View: 7 reasons we should look forward to a hung Parliament after Lok Sabha elections
1997-98 ‘Dream Budget’ was passed by a govt that collapsed a few weeks later, leading party had 46 seats

I’m hoping for a hung parliament. One so well-hung that its largest party is as small as can possibly be while it all adds up to 272. Or even falls short: Even a minority government is welcome. It doesn’t matter either, beyond a point, whether this is a government formed by the Bharatiya Janata Party or the Congress. Here are the reasons.
The first good thing about minority governments, particularly rainbow-type coalitions as we saw in the late 1990s (where the Cabinet was composed of non-Congress, non-BJP elements), is that they tend to be more federal. Meaning that there is greater emphasis on the states over the Centre. This is a very good thing in a part of the world where the polity and narrative is hijacked by an aggressive Centre. The other positive aspect is that India’s Union government sees more participation from sidelined places like the Northeast and Kashmir in such a phase.
The second product of minority government is that people outside government, like civil society organisations and activists, have some levers available to influence change. In dispositions like the one just ending, this is not easy. Majority governments tend to be less open to ideas and agendas outside their own core interests. Indeed they are often hostile.
But in the event that the government does open itself up, and this is the third point, it is often the case that our nation and its countrywomen benefit.
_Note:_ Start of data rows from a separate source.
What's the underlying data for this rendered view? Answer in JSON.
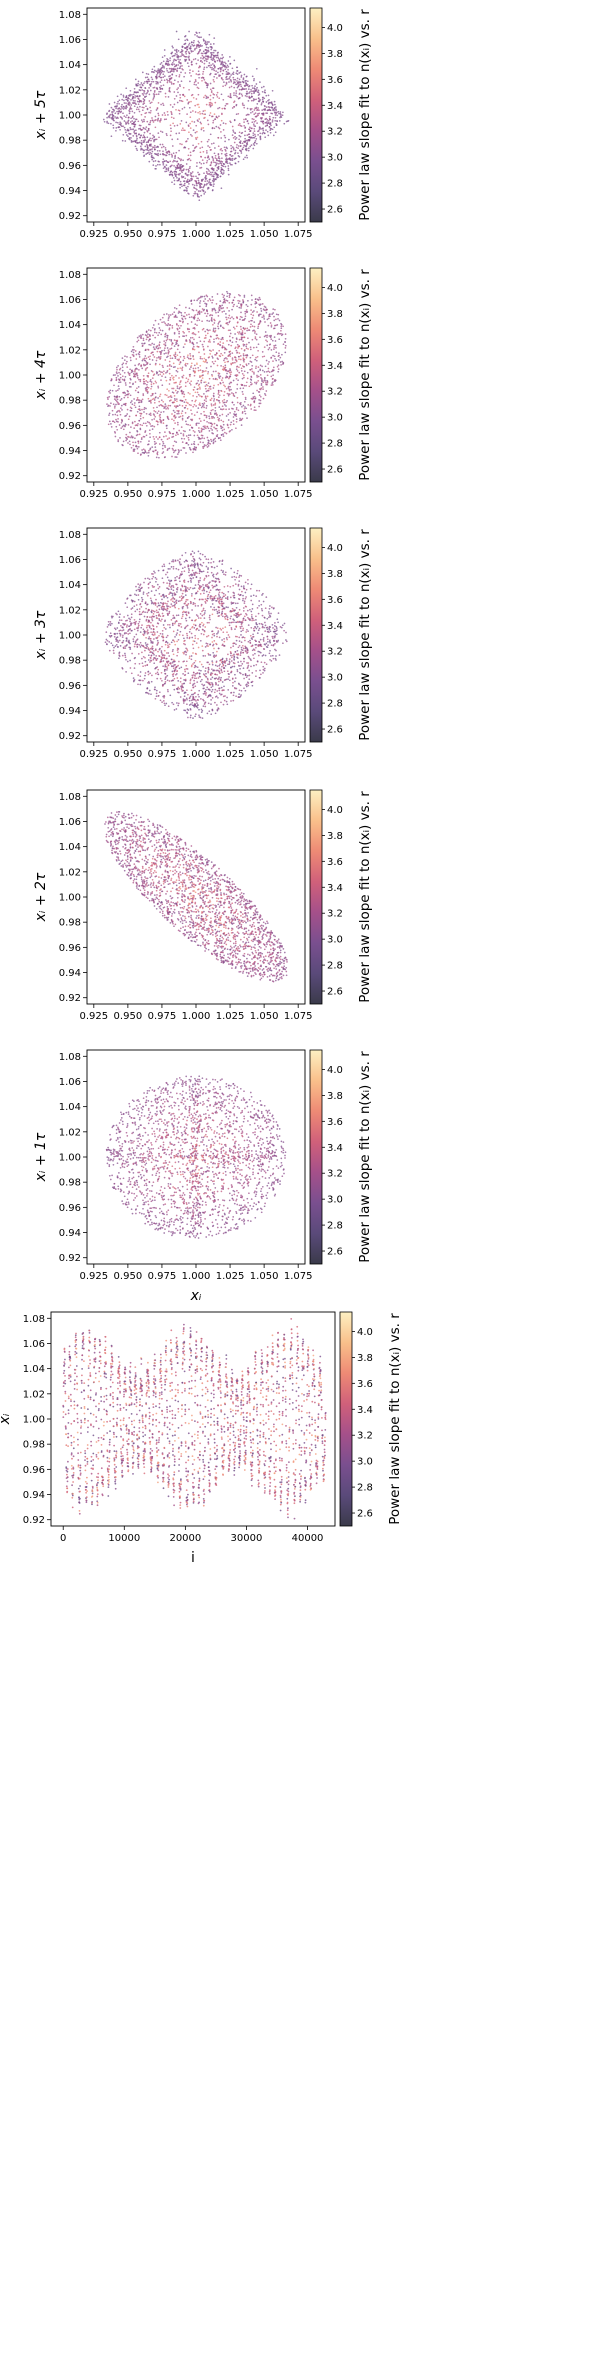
{
  "colorbar": {
    "label": "Power law slope fit to n(xᵢ) vs. r",
    "ticks": [
      "2.6",
      "2.8",
      "3.0",
      "3.2",
      "3.4",
      "3.6",
      "3.8",
      "4.0"
    ],
    "range": [
      2.5,
      4.15
    ],
    "colors": [
      "#3a3a4a",
      "#5a4a7a",
      "#7a4f8f",
      "#a5508a",
      "#d0607a",
      "#ee8a75",
      "#f9c08b",
      "#fdf0c2"
    ]
  },
  "chart_data": [
    {
      "type": "scatter",
      "shape": "diamond",
      "xlabel": "",
      "ylabel": "xᵢ + 5τ",
      "xlim": [
        0.92,
        1.08
      ],
      "ylim": [
        0.915,
        1.085
      ],
      "xticks": [
        "0.925",
        "0.950",
        "0.975",
        "1.000",
        "1.025",
        "1.050",
        "1.075"
      ],
      "yticks": [
        "0.92",
        "0.94",
        "0.96",
        "0.98",
        "1.00",
        "1.02",
        "1.04",
        "1.06",
        "1.08"
      ]
    },
    {
      "type": "scatter",
      "shape": "ellipse_pos",
      "xlabel": "",
      "ylabel": "xᵢ + 4τ",
      "xlim": [
        0.92,
        1.08
      ],
      "ylim": [
        0.915,
        1.085
      ],
      "xticks": [
        "0.925",
        "0.950",
        "0.975",
        "1.000",
        "1.025",
        "1.050",
        "1.075"
      ],
      "yticks": [
        "0.92",
        "0.94",
        "0.96",
        "0.98",
        "1.00",
        "1.02",
        "1.04",
        "1.06",
        "1.08"
      ]
    },
    {
      "type": "scatter",
      "shape": "rounded_diamond",
      "xlabel": "",
      "ylabel": "xᵢ + 3τ",
      "xlim": [
        0.92,
        1.08
      ],
      "ylim": [
        0.915,
        1.085
      ],
      "xticks": [
        "0.925",
        "0.950",
        "0.975",
        "1.000",
        "1.025",
        "1.050",
        "1.075"
      ],
      "yticks": [
        "0.92",
        "0.94",
        "0.96",
        "0.98",
        "1.00",
        "1.02",
        "1.04",
        "1.06",
        "1.08"
      ]
    },
    {
      "type": "scatter",
      "shape": "ellipse_neg",
      "xlabel": "",
      "ylabel": "xᵢ + 2τ",
      "xlim": [
        0.92,
        1.08
      ],
      "ylim": [
        0.915,
        1.085
      ],
      "xticks": [
        "0.925",
        "0.950",
        "0.975",
        "1.000",
        "1.025",
        "1.050",
        "1.075"
      ],
      "yticks": [
        "0.92",
        "0.94",
        "0.96",
        "0.98",
        "1.00",
        "1.02",
        "1.04",
        "1.06",
        "1.08"
      ]
    },
    {
      "type": "scatter",
      "shape": "circle",
      "xlabel": "xᵢ",
      "ylabel": "xᵢ + 1τ",
      "xlim": [
        0.92,
        1.08
      ],
      "ylim": [
        0.915,
        1.085
      ],
      "xticks": [
        "0.925",
        "0.950",
        "0.975",
        "1.000",
        "1.025",
        "1.050",
        "1.075"
      ],
      "yticks": [
        "0.92",
        "0.94",
        "0.96",
        "0.98",
        "1.00",
        "1.02",
        "1.04",
        "1.06",
        "1.08"
      ]
    },
    {
      "type": "scatter",
      "shape": "timeseries",
      "xlabel": "i",
      "ylabel": "xᵢ",
      "xlim": [
        -2000,
        44500
      ],
      "ylim": [
        0.915,
        1.085
      ],
      "n_points": 43000,
      "xticks": [
        "0",
        "10000",
        "20000",
        "30000",
        "40000"
      ],
      "yticks": [
        "0.92",
        "0.94",
        "0.96",
        "0.98",
        "1.00",
        "1.02",
        "1.04",
        "1.06",
        "1.08"
      ]
    }
  ]
}
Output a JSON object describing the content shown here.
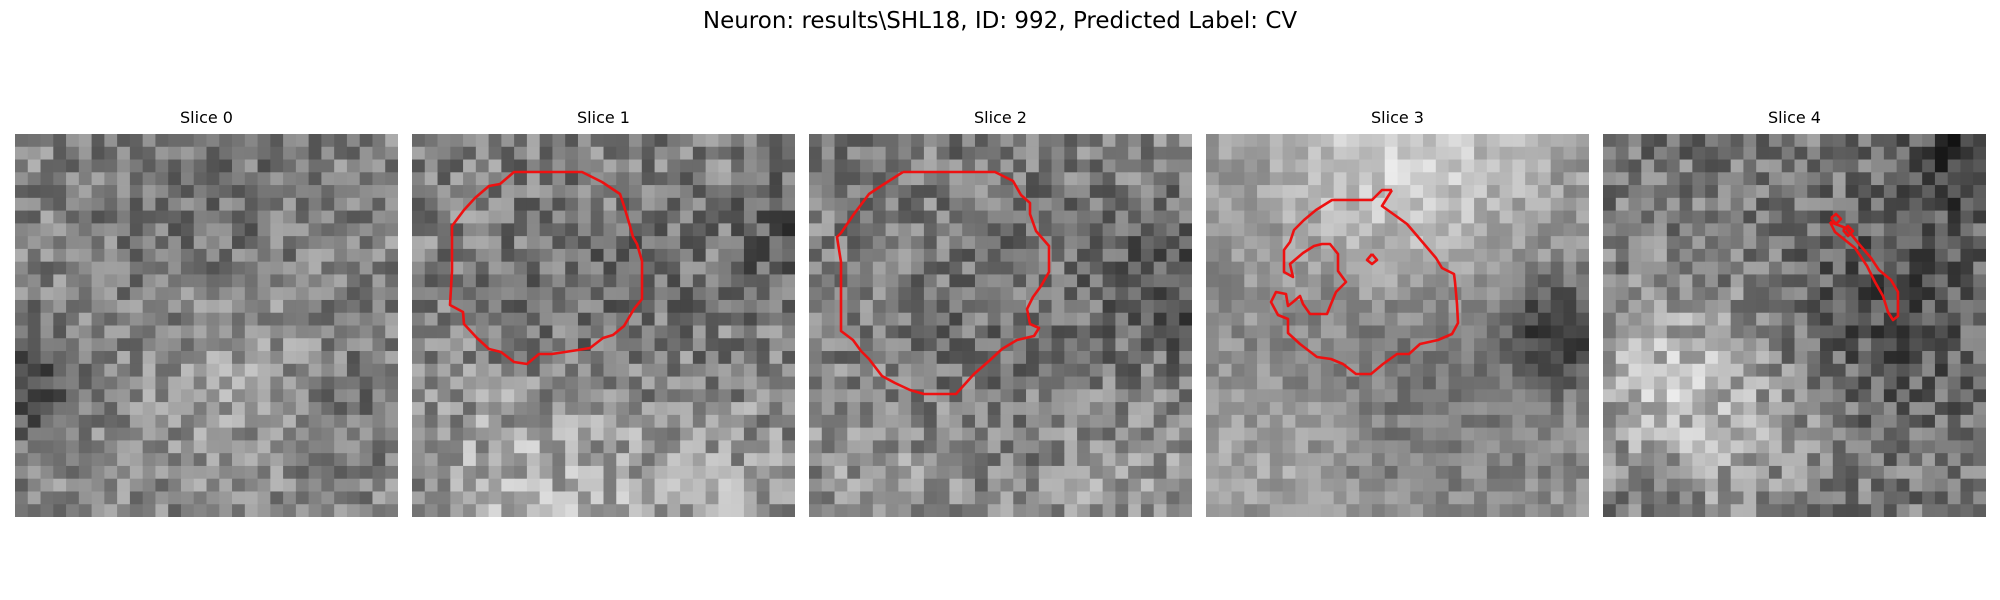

We had very fine legislation and humane laws like the right to work (MNREGA), Right to Information, Right to Food and Right to Education because good people like Aruna Roy and Jean Dreze and Farah Naqvi were on the advisory council that pressured Manmohan Singh’s UPA into doing the right thing.
The counter to this, the fourth point, is that the opposite happens in majority government, especially one led by strong figures. It is not easy to conceive and execute masterstrokes like demonetisation and the surgical strike when one has to accommodate other minds and various interests in decision-making. Stupidity and recklessness need an antidote, and an effective one is to be found in the sharing and prior approval of genius ideas that affect hundreds of millions.
In our part of the world we cannot separate the majority from the majoritarian. This is the sixth point and all the evidence before us shows that we Indians cannot be trusted to properly resist majoritarianism when it emanates from the Centre. Our instincts appear to be tribal and base and a few lynchings here or there or the continued barbarism visited upon fellow Indians (say in Kashmir or the Adivasi belt) is acceptable to us. Indeed it is applauded. Best it remain in check.
Seventh, it is not right to assume, as my fellow Gujaratis in the stock market appear to do all the time, that a minority government is bad for the economy. Our history doesn’t validate that thesis.
It was in a minority government that economic reform originated. The data over the last 28 years will not lead one to conclude that the 2014-2019 period (the only one with a majority) produced better numbers than the two decades or so before it.
It is foolhardy to assume that parties or alliances that cross 272 produce stability or that this stability in turn produces economic reform which then helps along GDP growth. There are other ways to skin this cat.